In Canada, with the NHP in place, paying for care is relatively easy for the elderly, but in the United States, there are a rising number of senior citizens that lack insurance or do not have enough coverage to pay for necessary medical procedures. (Himmelstein) In addition to being under-insured, seniors are facing the fact that many hospitals, insurance companies and government agencies are changing their qualifying factors for emergencies and other procedures that limit what their insurance will cover. Combined with the dwindling resources of Social Security and Medicare, poor seniors are faced with many challenges in paying for healthcare.

The aged homeless and poor mentally ill present a particularly challenging problem to the healthcare systems of the United States and Canada. In the US, these two groups do not have the necessary funds to pay for healthcare. While there are government and charitable agencies to help, the ill must come to them and often do not know that help is available. It seems that while these agencies are doing their best to help, much more effort is required to provide quality service to these two groups. On the other hand, Canada’s NHP guarantees healthcare for all, but a card must be presented to receive care. The aged homeless often do not have the resources (such as a mailing address) to obtain the NHP card and cannot get care. The mentally ill suffer similar consequences and may not have their card or may not have the mental faculties to use it.
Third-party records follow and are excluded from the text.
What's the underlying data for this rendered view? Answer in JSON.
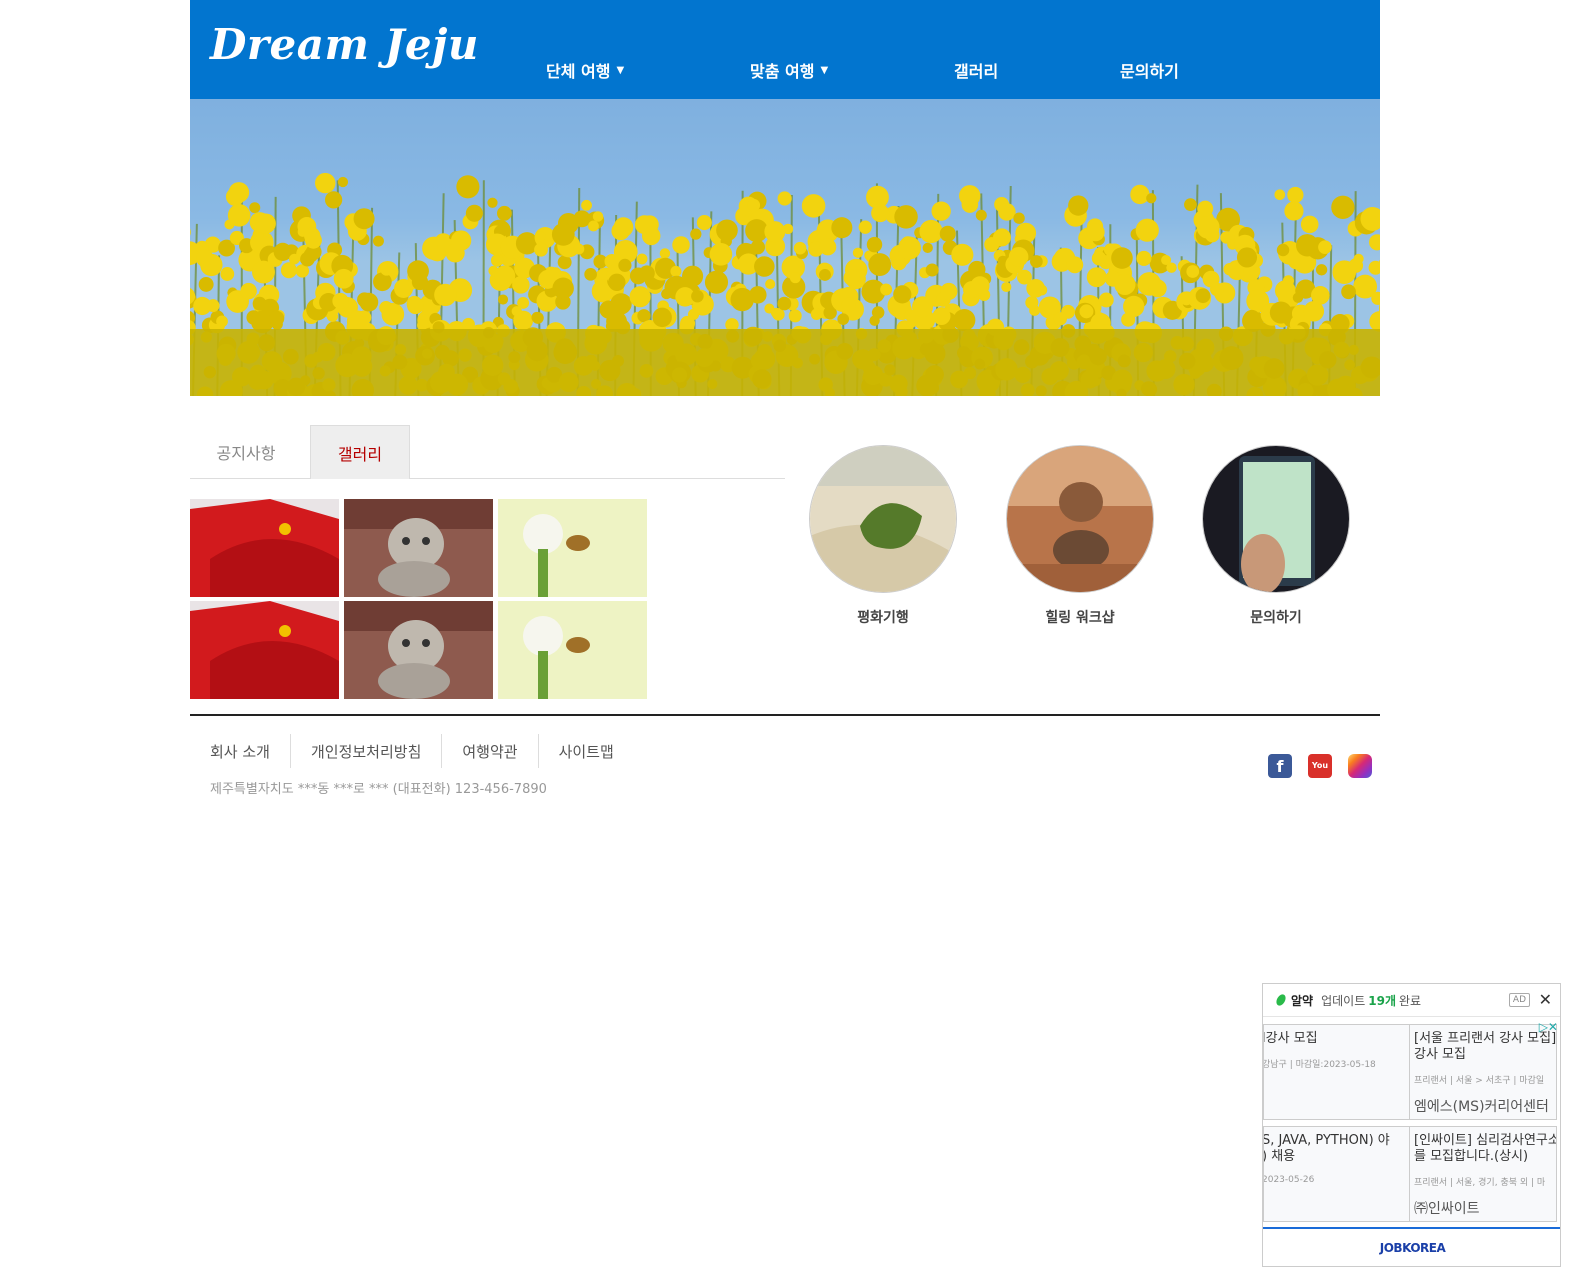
{
  "header": {
    "logo": "Dream Jeju",
    "nav": [
      {
        "label": "단체 여행",
        "has_dropdown": true
      },
      {
        "label": "맞춤 여행",
        "has_dropdown": true
      },
      {
        "label": "갤러리",
        "has_dropdown": false
      },
      {
        "label": "문의하기",
        "has_dropdown": false
      }
    ],
    "caret": "▼"
  },
  "tabs": [
    {
      "label": "공지사항",
      "active": false
    },
    {
      "label": "갤러리",
      "active": true
    }
  ],
  "gallery": [
    "flower-image",
    "cat-image",
    "bee-image",
    "flower-image",
    "cat-image",
    "bee-image"
  ],
  "circles": [
    {
      "label": "평화기행",
      "image": "leaf-on-sand"
    },
    {
      "label": "힐링 워크샵",
      "image": "stacked-stones"
    },
    {
      "label": "문의하기",
      "image": "phone-dialpad"
    }
  ],
  "footer": {
    "links": [
      "회사 소개",
      "개인정보처리방침",
      "여행약관",
      "사이트맵"
    ],
    "address": "제주특별자치도 ***동 ***로 *** (대표전화) 123-456-7890",
    "social": [
      "facebook-icon",
      "youtube-icon",
      "instagram-icon"
    ]
  },
  "ad": {
    "app_name": "알약",
    "update_text": "업데이트",
    "count": "19개",
    "done_text": "완료",
    "ad_tag": "AD",
    "close": "✕",
    "jobs": [
      {
        "title": "l강사 모집",
        "meta": "강남구 | 마감일:2023-05-18",
        "company": ""
      },
      {
        "title": "[서울 프리랜서 강사 모집]\n강사 모집",
        "meta": "프리랜서 | 서울 > 서초구 | 마감일",
        "company": "엠에스(MS)커리어센터"
      },
      {
        "title": "S, JAVA, PYTHON) 야\n) 채용",
        "meta": "2023-05-26",
        "company": ""
      },
      {
        "title": "[인싸이트] 심리검사연구소\n를 모집합니다.(상시)",
        "meta": "프리랜서 | 서울, 경기, 충북 외 | 마",
        "company": "㈜인싸이트"
      }
    ],
    "footer_brand": "JOBKOREA"
  },
  "colors": {
    "header_bg": "#0275cf",
    "active_tab": "#b50000"
  }
}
These two groups make it difficult for the government to step in and help, often due to their vagrant nature and difficulties in getting statistics on their status.

While the U.S. and Canada have vastly different systems of healthcare, each country faces changing problems concerning the health of their elderly populations. Government funded programs that pay for senior’s healthcare are finding that, with more seniors living longer, costs are rising at a previously unprecedented rate. In both countries, the elderly are facing new difficulties in receiving quality healthcare. In Canada, difficulty in accessing regional facilities and finding trustworthy long term care are two key issues for seniors. American seniors also face challenges in finding reliable long term care. The main concern of American seniors is paying for care, either through dwindling government funds or through costly private insurance. Both countries require real healthcare reform in order to meet the new challenges presented by the fast growing elderly populations of North America.